Characterizing of a unique Al/Cu FGMMC fabricated via the ARB-CRB process followed by annealing

Abstract

This study investigates the influence of different annealing temperatures on the microstructure and growth of the intermetallic phase in an Al/Cu functionally graded metal matrix composite (FGMMC ( produced by the accumulative roll bonding (ARB)-cold roll bonding (CRB) process. SEM images show the evolving distribution of Cu content in the composite, with the finest and thinnest Cu layer observed in the Al/20Cu region. The annealing at 400°C and 450°C for 2, 4, and 6 hours results in the formation of intermetallic layers (Al2Cu, Al4Cu9, and AlCu) with a clear progression from the Al side to the Cu side, as confirmed by SEM-EDS and TEM analysis. Increasing the annealing conditions increases the thickness of the intermetallic layers.

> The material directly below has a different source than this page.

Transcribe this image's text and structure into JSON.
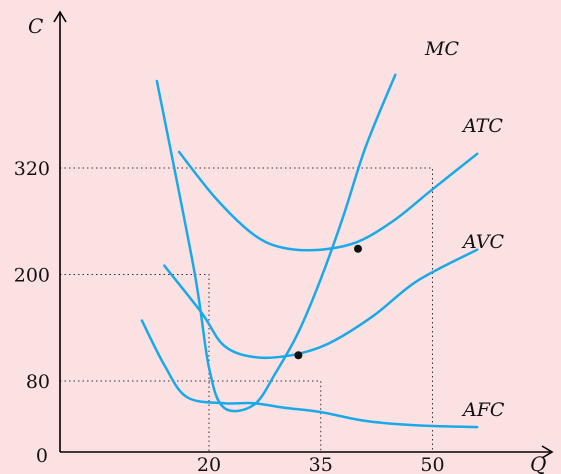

In addition, the intermetallic layers are thicker in the FGMMC sample than in the ARB sample under the same conditions due to the additional strain during the process. The findings demonstrate that a diffusion-controlled mechanism governs the growth of the Al2Cu, Al4Cu9, and AlCu layers. The tensile test results indicate that as the Cu content increases from 20 wt% to 80 wt%, the ultimate tensile strength of the layers increases from 288.24 MPa to 373.66 MPa, while the elongation decreases from 8.2 % to 5.3 %. After annealing, however, these values decreased due to the restoration phenomenon and intermetallic formation. The fracture surface predominantly exhibits a brittle mode, especially with increasing Cu content and annealing conditions.